Si discute di Schengen, della possibilità di sospenderlo, stiamo tornando indietro. Anche nella crudeltà delle idee e delle proposte. In Danimarca, ad esempio, è spuntato un disegno di legge che prevede che ai profughi che giungeranno nel paese scandinavo saranno sequestrati tutti i soldi e gli oggetti di valore (con precise indicazioni su cifre e beni) che portano con sé. Un contraccambio per l’accoglienza e l’asilo politico, una misura di ispirazione nazista che ha una logica spietata e cinica.

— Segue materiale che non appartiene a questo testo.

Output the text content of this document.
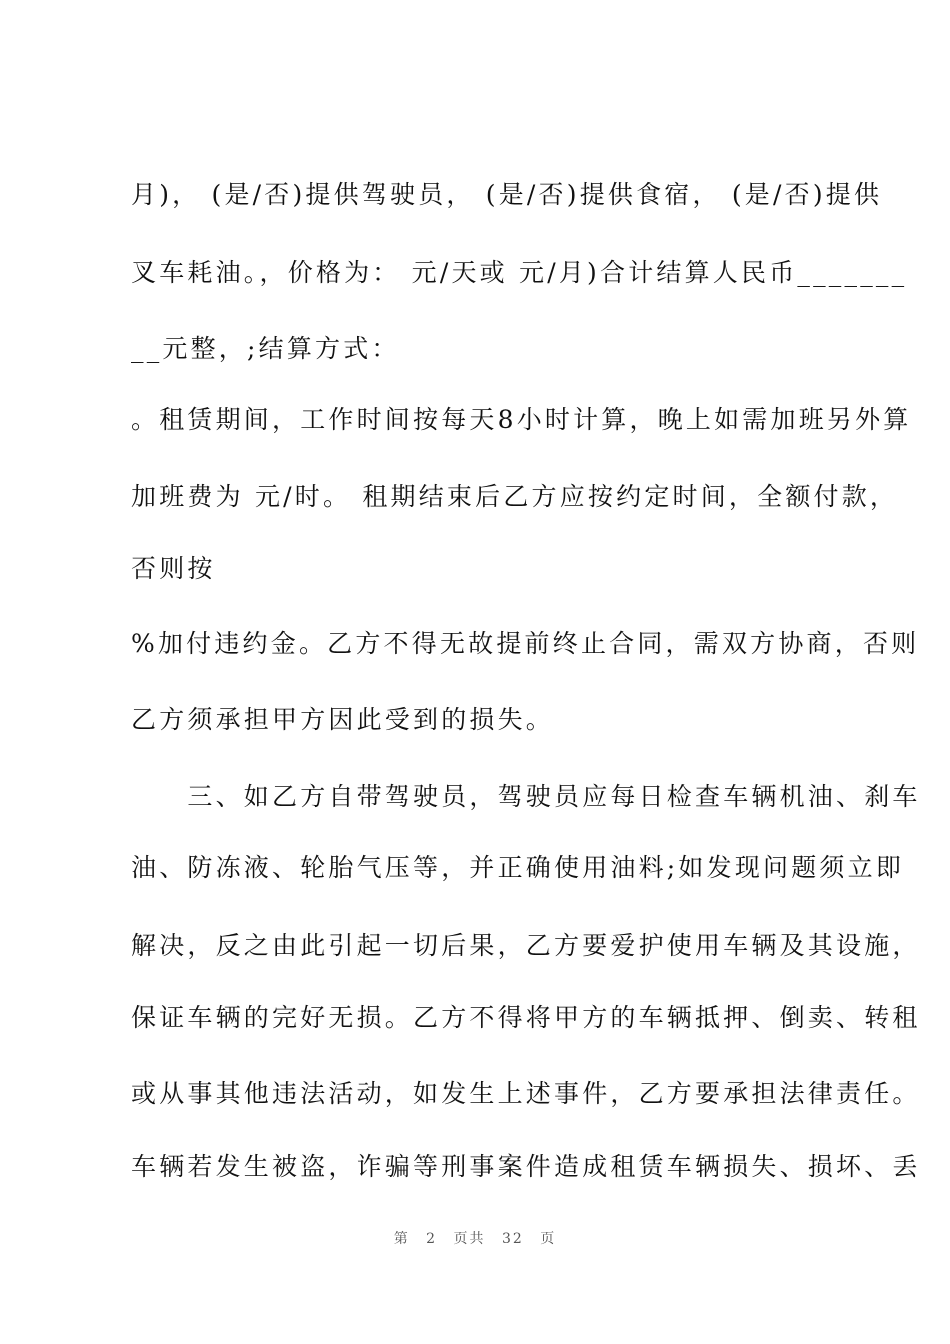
月)， (是/否)提供驾驶员， (是/否)提供食宿， (是/否)提供
叉车耗油。，价格为： 元/天或 元/月)合计结算人民币_______
__元整，;结算方式：
。租赁期间，工作时间按每天8小时计算，晚上如需加班另外算
加班费为 元/时。 租期结束后乙方应按约定时间，全额付款，
否则按
%加付违约金。乙方不得无故提前终止合同，需双方协商，否则
乙方须承担甲方因此受到的损失。
　　三、如乙方自带驾驶员，驾驶员应每日检查车辆机油、刹车
油、防冻液、轮胎气压等，并正确使用油料;如发现问题须立即
解决，反之由此引起一切后果，乙方要爱护使用车辆及其设施，
保证车辆的完好无损。乙方不得将甲方的车辆抵押、倒卖、转租
或从事其他违法活动，如发生上述事件，乙方要承担法律责任。
车辆若发生被盗，诈骗等刑事案件造成租赁车辆损失、损坏、丢
第 2 页共 32 页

I rifugiati che giungono nei paesi di approdo sono di solito quelli che hanno più mezzi economici, sono la classe media dei paesi di origine, ossia chi si può permettere di racimolare i soldi necessari per il viaggio. E sono una minoranza. Perché la maggior parte fugge e cerca riparo all’interno del proprio paese o nelle nazioni confinanti.

Ecco allora che la Danimarca “fiuta l’affare”, toglie quei pochi soldi e averi che i rifugiati riescono eventualmente a conservare durante il loro viaggio. Una scelta che avrebbe dovuto scatenare una reazione durissima dell’Ue, con sanzioni nei confronti dei danesi e di una decisione che rinnega tutti i principi fondativi contenuti nelle carte e nelle convenzioni. Reazione che non arriva, segno di una debolezza europea disarmante. O forse di una precisa scelta di chiusura e di abbandono di quei valori di cui, con enorme ipocrisia, i rappresentanti di questa istituzione e dei singoli stati membri si dicono portatori.

Un virus pericoloso, quello che attraversa il continente, un virus che sta infettando la cultura e la politica dell’Unione, tra derive xenofobe, atti discriminatori inaccettabili (come le porte delle case dei migranti, a Middlesbrough, in Inghilterra, dipinte di un colore diverso per essere riconoscibili), paure indotte, chiusure egoistiche (come la scelta restrittiva di Cameron sull’accoglienza dei minori o quella della Svezia che intende espellere 80 mila rifugiati).  Un clima irrespirabile che genera cattivi presagi. Probabilmente non abbiamo ancora visto il peggio, ma di certo sul tema dell’immigrazione (che, riguarda anche la questione dei migranti economici e dei loro diritti) si sta giocando il futuro dell’Europa e non solo. Considerata l’incapacità e la disumanità dei protagonisti di questa parte di storia, ci sono molte ragioni per non essere ottimisti. Ma non ce n’è neanche una per non continuare a lottare contro chi sta infangando, umiliando e uccidendo milioni di innocenti in fuga.